Lizania Cruz, Investigation’s Timeline (2019-2021), 2021, wall installation, detail.

This is one of the reasons why sugar is the central motive in my work Investigation of the Dominican Racial Imaginary. This criminal investigation, which is a participatory and research based art project, looks at how the nation-state has repressed and erased the African heritage in the Dominican identity and how it continues to racialize some bodies for profit. In conjunction with this, I’ve been considering how the law also acts as a system that reinforces who belongs and who doesn’t, by labeling some people as “illegal” and denying refuge. If it is at all possible for it to serve as a tool for justice when we have seen it fail us for so many years. And as scholar Jacqueline Battalora states “white supremacy has been embedded in the United States of America since its funding as a matter of law”. So then, what strategies can we utilize to collectively gain power within this system? 

The Dominican Republic remains one of the world’s top suppliers of sugar to the United States. Which begs us to look closer at the implications of the global north in the economy of extraction of the global south, its continued exploitation of labor through racialization, and the tax heavens that are created for the private companies that benefit from this exchange. To an extent allowing the capitalist system of exchange and exploitative labor to remain unchecked. 

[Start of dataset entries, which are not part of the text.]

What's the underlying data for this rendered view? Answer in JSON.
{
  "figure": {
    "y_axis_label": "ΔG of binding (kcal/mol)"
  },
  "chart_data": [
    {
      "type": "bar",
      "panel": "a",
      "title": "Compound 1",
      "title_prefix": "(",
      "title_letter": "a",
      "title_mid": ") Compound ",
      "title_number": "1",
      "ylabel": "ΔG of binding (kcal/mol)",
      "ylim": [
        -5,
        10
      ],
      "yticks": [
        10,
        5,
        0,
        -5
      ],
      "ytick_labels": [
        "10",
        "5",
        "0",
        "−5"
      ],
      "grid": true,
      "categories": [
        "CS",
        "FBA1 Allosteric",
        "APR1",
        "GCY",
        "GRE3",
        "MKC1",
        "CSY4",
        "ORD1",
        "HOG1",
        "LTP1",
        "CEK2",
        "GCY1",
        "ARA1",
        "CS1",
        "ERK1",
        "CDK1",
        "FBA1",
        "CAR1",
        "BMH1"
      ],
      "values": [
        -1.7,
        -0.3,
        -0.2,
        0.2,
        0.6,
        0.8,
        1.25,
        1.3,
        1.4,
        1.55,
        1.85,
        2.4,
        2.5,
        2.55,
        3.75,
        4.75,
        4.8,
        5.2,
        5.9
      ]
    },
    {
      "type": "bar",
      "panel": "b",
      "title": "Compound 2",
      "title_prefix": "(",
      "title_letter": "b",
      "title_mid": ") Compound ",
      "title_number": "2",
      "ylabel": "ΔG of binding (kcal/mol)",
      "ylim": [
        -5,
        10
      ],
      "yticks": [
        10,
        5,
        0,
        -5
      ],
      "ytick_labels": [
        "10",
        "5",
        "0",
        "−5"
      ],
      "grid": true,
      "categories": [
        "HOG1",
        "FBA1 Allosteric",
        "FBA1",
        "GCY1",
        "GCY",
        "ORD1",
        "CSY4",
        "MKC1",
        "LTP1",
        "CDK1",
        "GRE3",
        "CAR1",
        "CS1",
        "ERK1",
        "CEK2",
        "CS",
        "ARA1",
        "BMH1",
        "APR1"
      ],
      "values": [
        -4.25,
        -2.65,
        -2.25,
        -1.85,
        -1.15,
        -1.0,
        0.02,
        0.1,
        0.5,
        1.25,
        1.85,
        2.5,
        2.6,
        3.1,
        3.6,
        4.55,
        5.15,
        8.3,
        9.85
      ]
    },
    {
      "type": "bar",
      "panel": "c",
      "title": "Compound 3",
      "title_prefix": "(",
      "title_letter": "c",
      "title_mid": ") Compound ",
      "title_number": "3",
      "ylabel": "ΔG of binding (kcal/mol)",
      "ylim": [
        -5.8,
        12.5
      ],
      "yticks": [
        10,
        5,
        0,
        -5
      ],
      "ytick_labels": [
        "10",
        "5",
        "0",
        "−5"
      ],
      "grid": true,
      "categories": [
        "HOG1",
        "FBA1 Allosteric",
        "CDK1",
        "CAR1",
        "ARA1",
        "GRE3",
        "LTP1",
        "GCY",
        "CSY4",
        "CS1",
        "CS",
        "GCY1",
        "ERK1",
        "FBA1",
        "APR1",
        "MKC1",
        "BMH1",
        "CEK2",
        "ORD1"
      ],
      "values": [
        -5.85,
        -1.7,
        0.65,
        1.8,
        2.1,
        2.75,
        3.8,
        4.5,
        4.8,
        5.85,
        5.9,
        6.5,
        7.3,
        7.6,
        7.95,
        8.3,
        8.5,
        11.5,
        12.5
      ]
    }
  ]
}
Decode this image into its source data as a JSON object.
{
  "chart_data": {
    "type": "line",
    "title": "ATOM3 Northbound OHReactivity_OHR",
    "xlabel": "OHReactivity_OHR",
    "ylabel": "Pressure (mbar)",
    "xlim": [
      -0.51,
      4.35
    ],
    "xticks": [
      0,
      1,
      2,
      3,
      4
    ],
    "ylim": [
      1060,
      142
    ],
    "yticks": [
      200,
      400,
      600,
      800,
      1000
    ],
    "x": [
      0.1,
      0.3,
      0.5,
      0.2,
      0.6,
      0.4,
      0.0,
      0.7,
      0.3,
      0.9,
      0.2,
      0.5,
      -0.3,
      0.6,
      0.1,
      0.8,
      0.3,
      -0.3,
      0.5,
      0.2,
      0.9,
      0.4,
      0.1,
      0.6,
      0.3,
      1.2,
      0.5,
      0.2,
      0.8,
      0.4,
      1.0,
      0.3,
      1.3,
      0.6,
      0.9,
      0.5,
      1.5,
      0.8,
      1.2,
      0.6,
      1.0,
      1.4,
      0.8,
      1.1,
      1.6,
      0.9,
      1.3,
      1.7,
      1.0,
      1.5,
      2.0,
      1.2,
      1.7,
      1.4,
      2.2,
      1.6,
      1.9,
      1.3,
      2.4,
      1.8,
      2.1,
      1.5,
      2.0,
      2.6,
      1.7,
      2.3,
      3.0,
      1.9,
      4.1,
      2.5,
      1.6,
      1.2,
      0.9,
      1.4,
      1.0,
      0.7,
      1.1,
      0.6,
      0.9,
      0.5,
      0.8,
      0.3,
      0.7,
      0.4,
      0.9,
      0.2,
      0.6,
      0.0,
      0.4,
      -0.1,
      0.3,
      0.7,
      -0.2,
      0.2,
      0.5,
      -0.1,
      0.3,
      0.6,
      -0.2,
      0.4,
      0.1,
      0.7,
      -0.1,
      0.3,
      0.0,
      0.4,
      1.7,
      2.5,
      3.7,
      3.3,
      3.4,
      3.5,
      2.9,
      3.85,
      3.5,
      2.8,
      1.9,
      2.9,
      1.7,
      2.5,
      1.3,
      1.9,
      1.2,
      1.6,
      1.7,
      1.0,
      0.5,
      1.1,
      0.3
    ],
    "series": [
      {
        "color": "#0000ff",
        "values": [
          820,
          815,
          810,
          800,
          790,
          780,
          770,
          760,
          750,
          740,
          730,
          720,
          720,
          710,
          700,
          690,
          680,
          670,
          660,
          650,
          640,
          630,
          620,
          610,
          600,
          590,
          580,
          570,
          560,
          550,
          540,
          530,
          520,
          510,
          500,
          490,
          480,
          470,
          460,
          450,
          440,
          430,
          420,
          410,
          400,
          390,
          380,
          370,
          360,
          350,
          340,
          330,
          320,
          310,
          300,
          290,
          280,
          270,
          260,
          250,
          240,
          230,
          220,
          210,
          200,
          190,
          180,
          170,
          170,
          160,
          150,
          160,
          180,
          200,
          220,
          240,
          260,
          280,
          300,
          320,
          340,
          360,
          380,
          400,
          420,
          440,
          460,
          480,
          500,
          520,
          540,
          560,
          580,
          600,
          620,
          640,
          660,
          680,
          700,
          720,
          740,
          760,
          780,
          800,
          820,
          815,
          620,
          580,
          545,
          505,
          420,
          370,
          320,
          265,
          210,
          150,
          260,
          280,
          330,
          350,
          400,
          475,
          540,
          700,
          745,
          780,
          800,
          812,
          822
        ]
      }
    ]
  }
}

Today only the ruins of the smokestack of the Boca Chica mill stand. La cachispa is no longer in the air but its black toxic powdery texture can still be sensed in the environment and in the lungs of those of us who were close to this industry. Especially those who dedicated their lives as labor and are still waiting to receive their pensions. As I travel back to photograph what is left of the infrastructure I find myself wondering— what will justice look like for this community and the land that has been greatly altered to sustain it.